A dedicated security email address is not yet established. Until one is published here, report privately through the repository maintainer:

  • Preferred: open a private security advisory via GitHub Security Advisories ("Report a vulnerability") on the repository: https://github.com/RNT56/CrustCore/security/advisories/new. This keeps the report confidential and lets the maintainer coordinate a fix.
  • Fallback: contact the repository maintainer through the contact listed on the GitHub profile / repository. Do not post secret details in public channels.

Placeholder notice. The security contact is currently the repository maintainer via GitHub Security Advisories.

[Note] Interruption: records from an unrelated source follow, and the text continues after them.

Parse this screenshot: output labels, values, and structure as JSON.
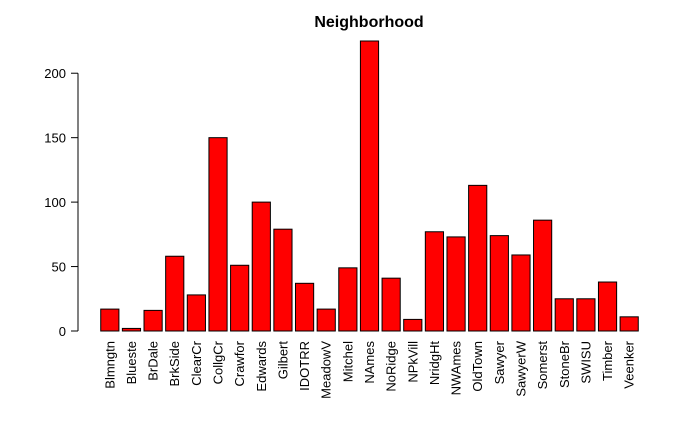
{
  "chart_data": {
    "type": "bar",
    "title": "Neighborhood",
    "xlabel": "",
    "ylabel": "",
    "categories": [
      "Blmngtn",
      "Blueste",
      "BrDale",
      "BrkSide",
      "ClearCr",
      "CollgCr",
      "Crawfor",
      "Edwards",
      "Gilbert",
      "IDOTRR",
      "MeadowV",
      "Mitchel",
      "NAmes",
      "NoRidge",
      "NPkVill",
      "NridgHt",
      "NWAmes",
      "OldTown",
      "Sawyer",
      "SawyerW",
      "Somerst",
      "StoneBr",
      "SWISU",
      "Timber",
      "Veenker"
    ],
    "values": [
      17,
      2,
      16,
      58,
      28,
      150,
      51,
      100,
      79,
      37,
      17,
      49,
      225,
      41,
      9,
      77,
      73,
      113,
      74,
      59,
      86,
      25,
      25,
      38,
      11
    ],
    "ylim": [
      0,
      225
    ],
    "yticks": [
      0,
      50,
      100,
      150,
      200
    ],
    "bar_color": "#ff0000",
    "grid": false,
    "legend": "none"
  }
}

A security@… address will replace this placeholder before the first tagged release; this file will be updated in the same PR.

5.2 What to include

- affected component / crate / file (e.g. crustcore-sandbox, docs/secrets.md contract)
- affected version or commit (main @ <sha>)
- a clear description of the issue and its impact
- which invariant(s) it appears to violate (by number, if known)
- reproduction steps or a minimal proof-of-concept
- any suggested mitigation
- whether the issue is already public anywhere

Never include real secrets, tokens, or credentials in a report. Use redacted placeholders. (This mirrors the rule that applies to the codebase itself — CLAUDE.md §6.6.)

5.3 What to expect

1. Acknowledgement of the report (best effort, maintainer-driven during pre-release).
2. Triage: confirm, assign severity, identify the violated invariant(s) and zone.
3. A coordinated fix on a private branch, with a red-team fixture that fails
   before the fix and passes after (per the red-team requirement).
4. Coordinated disclosure: an advisory, a patched release where applicable, and
   credit to the reporter unless anonymity is requested.

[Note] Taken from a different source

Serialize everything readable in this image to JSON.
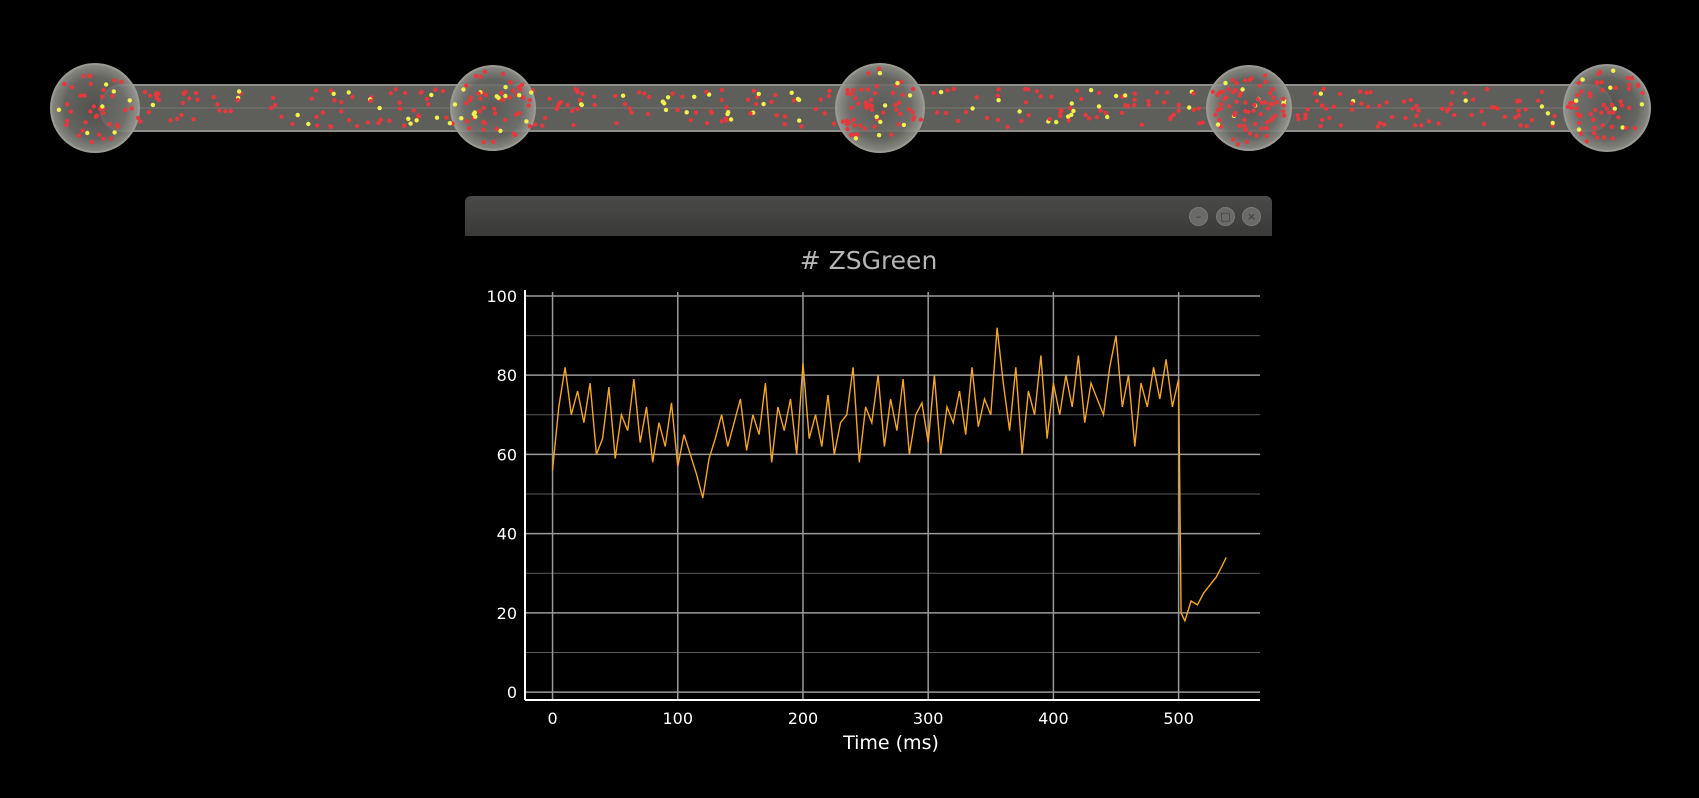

Severity is assessed primarily by which trust-zone boundary and which invariant were crossed. A secret-to-model path (invariants 1–3), a sandbox escape (invariant 9), an approval bypass (invariants 4, 14), or a fabricated-receipt path (invariant 10) is treated as critical.

5.4 Safe-harbour / good-faith research

Good-faith security research that respects user privacy, avoids data destruction, stays within systems you own or are authorized to test, and follows coordinated disclosure is welcome. Do not exfiltrate data, pivot to others' systems, or run denial-of-service against shared infrastructure.


6. Hardening posture summary

For maintainers and integrators, the controls that back the posture above:

  • Typed safety. Secrets, paths, capabilities, and approvals are types, not booleans/strings — illegal states are unrepresentable (docs/secrets.md, docs/policy.md).
  • Sandboxed execution. Every execution-capable operation runs under an explicit sandbox profile with deny-all egress by default and a sanitized environment (docs/sandbox.md, invariant 9).
  • Auditability. A hash-chained event log plus tool receipts let crustcore inspect replay and verify what happened (docs/event-log.md, docs/receipts.md).
  • Verifier-owned completion. Nothing ships on a model's say-so; only a VerifiedPatch integrates (docs/backend-contract.md, invariant 13).
  • Least authority at the edges. Semi-trusted surfaces are reached through sidecars and credential proxies; the kernel never sees raw provider/GitHub/MCP payloads or tokens.

The full adversary catalogue and per-threat mitigation mapping is in THREAT_MODEL.md.